Hello all together,

I’m trying to solve the following problem:

The following explanation is a bit longish. The short version is:

I have got some write-after-write errors due to parallization. You can read the long version or directly look at the code:

We have got an array of arrays (matrix) whose euklidean distances I want to calculate to each other:

Each row of the matrix descriptively accords to a 64dimensional vector.

If I want to calculate the squared distance of the first-row-vector to the second-row-vector for example, I have to sum up all 64 squared differences. This sum should me accumulated into a certain field of another array.

Theres the problem!

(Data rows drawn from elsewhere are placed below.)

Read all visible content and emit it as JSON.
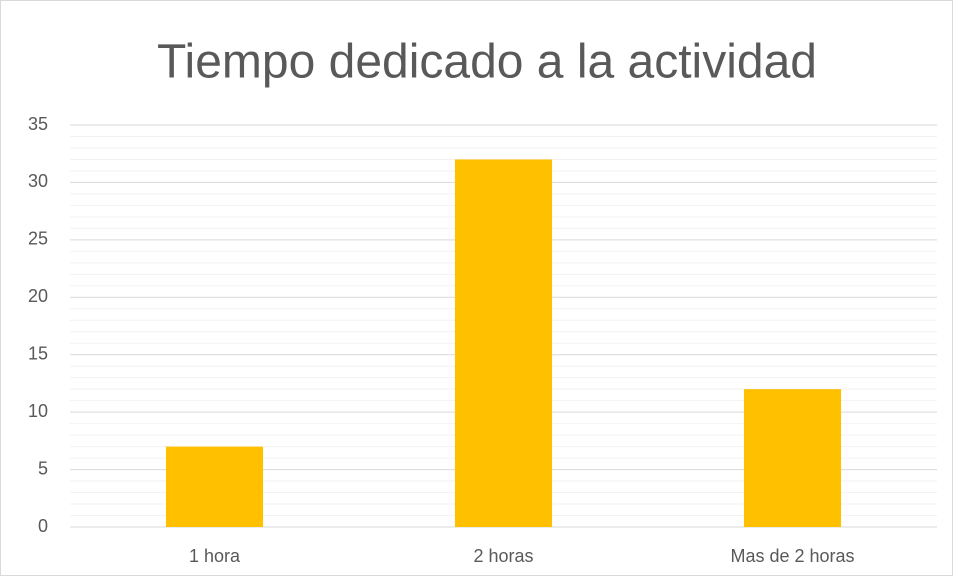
{
  "chart_data": {
    "type": "bar",
    "title": "Tiempo dedicado a la actividad",
    "categories": [
      "1 hora",
      "2 horas",
      "Mas de 2 horas"
    ],
    "values": [
      7,
      32,
      12
    ],
    "color": "#FFC000",
    "ylim": [
      0,
      35
    ],
    "yticks": [
      0,
      5,
      10,
      15,
      20,
      25,
      30,
      35
    ],
    "grid": true,
    "minor_grid": true
  }
}
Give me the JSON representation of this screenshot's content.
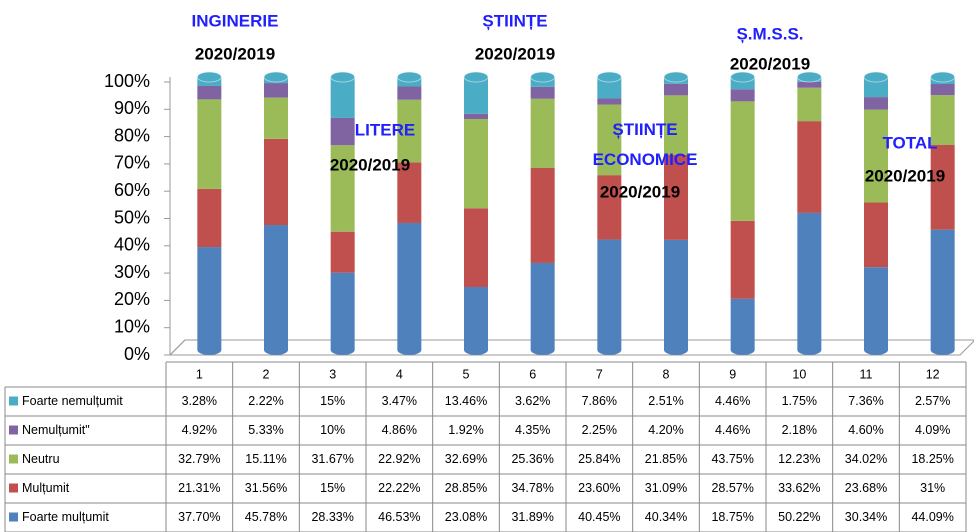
{
  "chart_data": {
    "type": "bar",
    "stacked": true,
    "categories": [
      "1",
      "2",
      "3",
      "4",
      "5",
      "6",
      "7",
      "8",
      "9",
      "10",
      "11",
      "12"
    ],
    "ylim": [
      0,
      100
    ],
    "yticks": [
      {
        "value": 0,
        "label": "0%"
      },
      {
        "value": 10,
        "label": "10%"
      },
      {
        "value": 20,
        "label": "20%"
      },
      {
        "value": 30,
        "label": "30%"
      },
      {
        "value": 40,
        "label": "40%"
      },
      {
        "value": 50,
        "label": "50%"
      },
      {
        "value": 60,
        "label": "60%"
      },
      {
        "value": 70,
        "label": "70%"
      },
      {
        "value": 80,
        "label": "80%"
      },
      {
        "value": 90,
        "label": "90%"
      },
      {
        "value": 100,
        "label": "100%"
      }
    ],
    "annotations": [
      {
        "text": "INGINERIE",
        "period": "2020/2019"
      },
      {
        "text": "LITERE",
        "period": "2020/2019"
      },
      {
        "text": "ȘTIINȚE",
        "period": "2020/2019"
      },
      {
        "text": "ȘTIINȚE ECONOMICE",
        "period": "2020/2019"
      },
      {
        "text": "Ș.M.S.S.",
        "period": "2020/2019"
      },
      {
        "text": "TOTAL",
        "period": "2020/2019"
      }
    ],
    "series": [
      {
        "name": "Foarte nemulțumit",
        "color": "#4bacc6",
        "values": [
          3.28,
          2.22,
          15,
          3.47,
          13.46,
          3.62,
          7.86,
          2.51,
          4.46,
          1.75,
          7.36,
          2.57
        ],
        "value_labels": [
          "3.28%",
          "2.22%",
          "15%",
          "3.47%",
          "13.46%",
          "3.62%",
          "7.86%",
          "2.51%",
          "4.46%",
          "1.75%",
          "7.36%",
          "2.57%"
        ]
      },
      {
        "name": "Nemulțumit\"",
        "color": "#8064a2",
        "values": [
          4.92,
          5.33,
          10,
          4.86,
          1.92,
          4.35,
          2.25,
          4.2,
          4.46,
          2.18,
          4.6,
          4.09
        ],
        "value_labels": [
          "4.92%",
          "5.33%",
          "10%",
          "4.86%",
          "1.92%",
          "4.35%",
          "2.25%",
          "4.20%",
          "4.46%",
          "2.18%",
          "4.60%",
          "4.09%"
        ]
      },
      {
        "name": "Neutru",
        "color": "#9bbb59",
        "values": [
          32.79,
          15.11,
          31.67,
          22.92,
          32.69,
          25.36,
          25.84,
          21.85,
          43.75,
          12.23,
          34.02,
          18.25
        ],
        "value_labels": [
          "32.79%",
          "15.11%",
          "31.67%",
          "22.92%",
          "32.69%",
          "25.36%",
          "25.84%",
          "21.85%",
          "43.75%",
          "12.23%",
          "34.02%",
          "18.25%"
        ]
      },
      {
        "name": "Mulțumit",
        "color": "#c0504d",
        "values": [
          21.31,
          31.56,
          15,
          22.22,
          28.85,
          34.78,
          23.6,
          31.09,
          28.57,
          33.62,
          23.68,
          31
        ],
        "value_labels": [
          "21.31%",
          "31.56%",
          "15%",
          "22.22%",
          "28.85%",
          "34.78%",
          "23.60%",
          "31.09%",
          "28.57%",
          "33.62%",
          "23.68%",
          "31%"
        ]
      },
      {
        "name": "Foarte mulțumit",
        "color": "#4f81bd",
        "values": [
          37.7,
          45.78,
          28.33,
          46.53,
          23.08,
          31.89,
          40.45,
          40.34,
          18.75,
          50.22,
          30.34,
          44.09
        ],
        "value_labels": [
          "37.70%",
          "45.78%",
          "28.33%",
          "46.53%",
          "23.08%",
          "31.89%",
          "40.45%",
          "40.34%",
          "18.75%",
          "50.22%",
          "30.34%",
          "44.09%"
        ]
      }
    ]
  }
}
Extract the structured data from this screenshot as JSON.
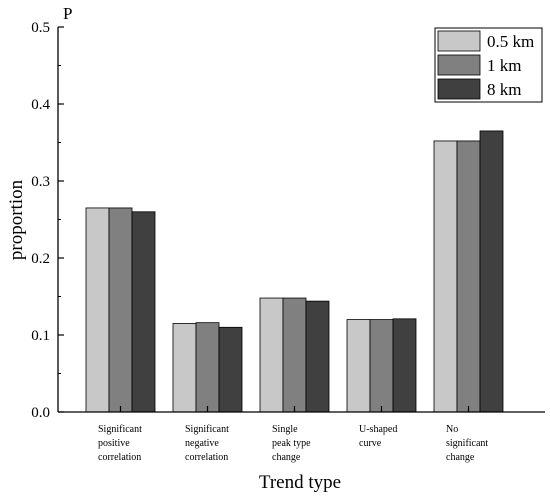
{
  "chart_data": {
    "type": "bar",
    "categories": [
      [
        "Significant",
        "positive",
        "correlation"
      ],
      [
        "Significant",
        "negative",
        "correlation"
      ],
      [
        "Single",
        "peak type",
        "change"
      ],
      [
        "U-shaped",
        "curve"
      ],
      [
        "No",
        "significant",
        "change"
      ]
    ],
    "series": [
      {
        "name": "0.5 km",
        "color": "#c8c8c8",
        "values": [
          0.265,
          0.115,
          0.148,
          0.12,
          0.352
        ]
      },
      {
        "name": "1 km",
        "color": "#808080",
        "values": [
          0.265,
          0.116,
          0.148,
          0.12,
          0.352
        ]
      },
      {
        "name": "8 km",
        "color": "#404040",
        "values": [
          0.26,
          0.11,
          0.144,
          0.121,
          0.365
        ]
      }
    ],
    "xlabel": "Trend type",
    "ylabel": "proportion",
    "y_unit_label": "P",
    "ylim": [
      0,
      0.5
    ],
    "yticks": [
      "0.0",
      "0.1",
      "0.2",
      "0.3",
      "0.4",
      "0.5"
    ],
    "legend_position": "top-right",
    "grid": false
  }
}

Caused by prallelity there write-after-write’s so that there’s no sum in thee target field but only 0 (the starting value) + any ONE squared difference (mostly the 64th difference squared).

Here is my kernel:

```
__global__ void square_array(int *a, int *b, int candidate, int N, int linescount)
{
//we assume that candidate==0
int idx = blockIdx.x * blockDim.x + threadIdx.x;
if ((64<idx)&&(idx<67)) {
int diff = (a[idx] - a[idx%64]);
//Here comes the problematic line: the value of b[...] is not beeing updated so that another thread uses this new value.
b[(idx-idx%64)/64] = b[(idx-idx%64)/64] + diff*diff;
}
//b[(idx-idx%64)/64] = b[(idx-idx%64)/64] + diff*diff;
}
```

How could I solve this problem? I already tried around with __syncthreads() but had no success.